海外の大学への進学について(2) ―帰国生大学入試についてvol. 373―

(2023年11月4日 14:45)

こんにちは。SOLの余語です。
前回は、海外の大学への進学について、「保護者の希望である」、「日本の大学の帰国生入試や総合型選抜の受験準備をするのが面倒である」、「日本の高校に通う同じ歳の人に遅れを取りたくない」、「英語ができれば日本の企業への就職が有利になる」といった強いとは言えない理由でそのような選択をするのは慎重になるべきだという話をしました。僕がこのように考えるのには、最近日本の労働市場で見られるようになった変化が関係しています。

2021年12月にウェブサイトの「現代ビジネス」に「いよいよ始まった『日本型雇用』の大崩壊…GMOが新卒採用で『高度人材だけを採る』意味」というタイトルの記事が掲載されました。著者の加谷珪一氏は、あるインターネット企業が今年度から新卒採用の対象をいわゆる「高度人材」(例えば、エンジニアや統計のスペシャリストを意味するようです)とし、高い年収を保証する代わりに採用する人の数を絞る方針を取るようになったことを取り上げた上で、今後、ITやAIに関わる技術の発展によって企業における業務の多くが自動化され、多くの企業で社員の総数の抑制のために、スキルを獲得するための明確な戦略を持って主体的に動いている人にのみ安定した雇用を与えるようになるのではないかと述べています。

この記事で筆者の主張をサポートする主な事例になっているのはインターネット業界の中でもインフラストラクチャーとなるものを提供する企業の話なので、そこで見られた動きがどれくらい広がっていくのかは分かりませんし、AIが加谷氏が考えるほどクリエイティブな能力を持つになるかについては疑問符が付くものの、「高度人材」という言葉を耳にする機会は確かに増えたように思います。例えば、日本政府は、少子高齢化が進む中で様々な社会システムを維持するために移民を受け入れるべきという声があるにもかかわらず、難民の認定を行うことにすら消極的な姿勢を見せている一方で、「高度人材」とされる人々に対する在留管理上の優遇措置を導入しており、これには産業界からの要請が関係していると言われます。

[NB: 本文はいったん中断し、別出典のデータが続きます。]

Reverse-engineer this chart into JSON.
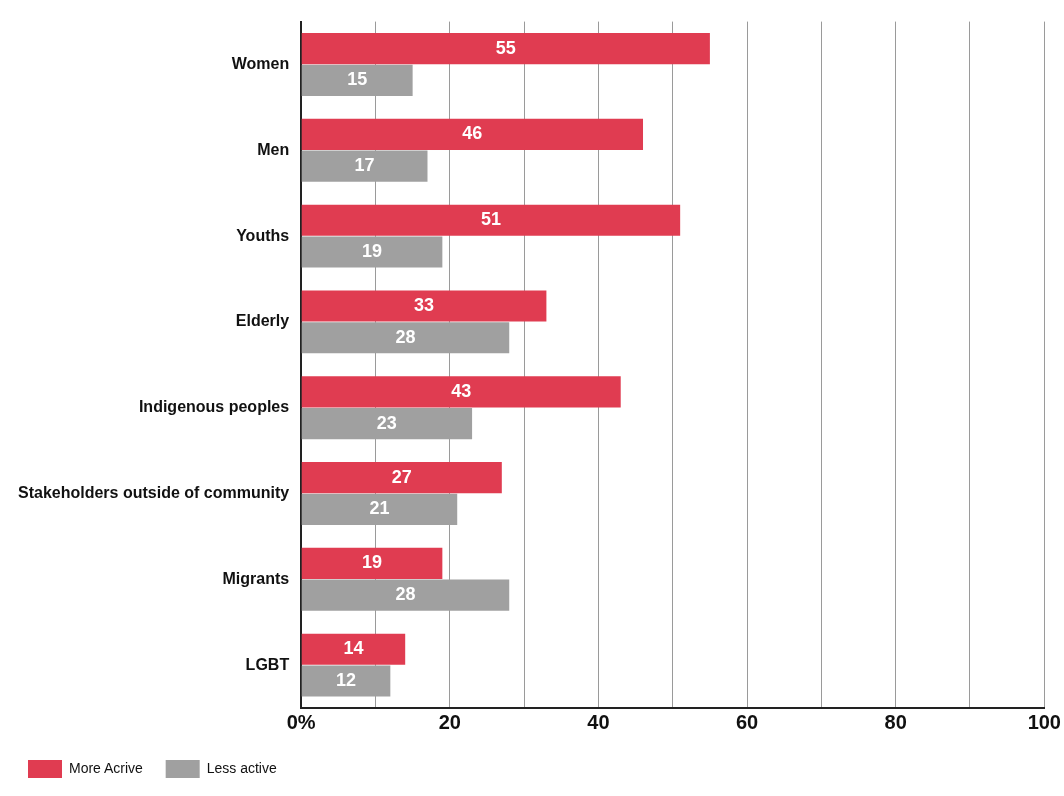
{
  "chart_data": {
    "type": "bar",
    "orientation": "horizontal",
    "categories": [
      "Women",
      "Men",
      "Youths",
      "Elderly",
      "Indigenous peoples",
      "Stakeholders outside of community",
      "Migrants",
      "LGBT"
    ],
    "series": [
      {
        "name": "More Acrive",
        "color": "#e03c51",
        "values": [
          55,
          46,
          51,
          33,
          43,
          27,
          19,
          14
        ]
      },
      {
        "name": "Less active",
        "color": "#a0a0a0",
        "values": [
          15,
          17,
          19,
          28,
          23,
          21,
          28,
          12
        ]
      }
    ],
    "xlim": [
      0,
      100
    ],
    "xticks": [
      {
        "value": 0,
        "label": "0%"
      },
      {
        "value": 10,
        "label": null
      },
      20,
      {
        "value": 30,
        "label": null
      },
      40,
      {
        "value": 50,
        "label": null
      },
      60,
      {
        "value": 70,
        "label": null
      },
      80,
      {
        "value": 90,
        "label": null
      },
      100
    ],
    "grid": "x",
    "legend": "bottom left",
    "data_labels": true
  }
}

また、グローバル化の進展などにより、経済面での国際競争に加わる国が増加し、それまで日本の企業が大きな収益を上げることができていた領域でも有力な企業が他国で出現する中で、日本社会では非正規雇用の労働者が目立つようになったと言われます。このような人々が貧困問題に直面しているという報道があるものの彼ら/彼女らの待遇を改善しようとする動きが見られないこと、そして人口が減少するのに伴って国内市場が今後縮小していくことなどを踏まえると、多くの企業で様々な技術を活用しながら雇用者数を抑制していくということが起こる可能性を否定することは難しいでしょうし、それに伴って多くの企業で新規採用が「高度人材」中心になるのも十分にありうる話だと思います。

このような状況では、少なくとも経済的な面で安定した生活を送ることができるようになるには、大学を卒業するまでに専門的な知識や考え方、技能をある程度習得しておく、もしくは将来それを身に付けるための素養を得ておくことが重要になります。これが、僕が海外の大学に進学するかについて検討する時に視野に入れておかなければならないと考える社会的な変化の一つです。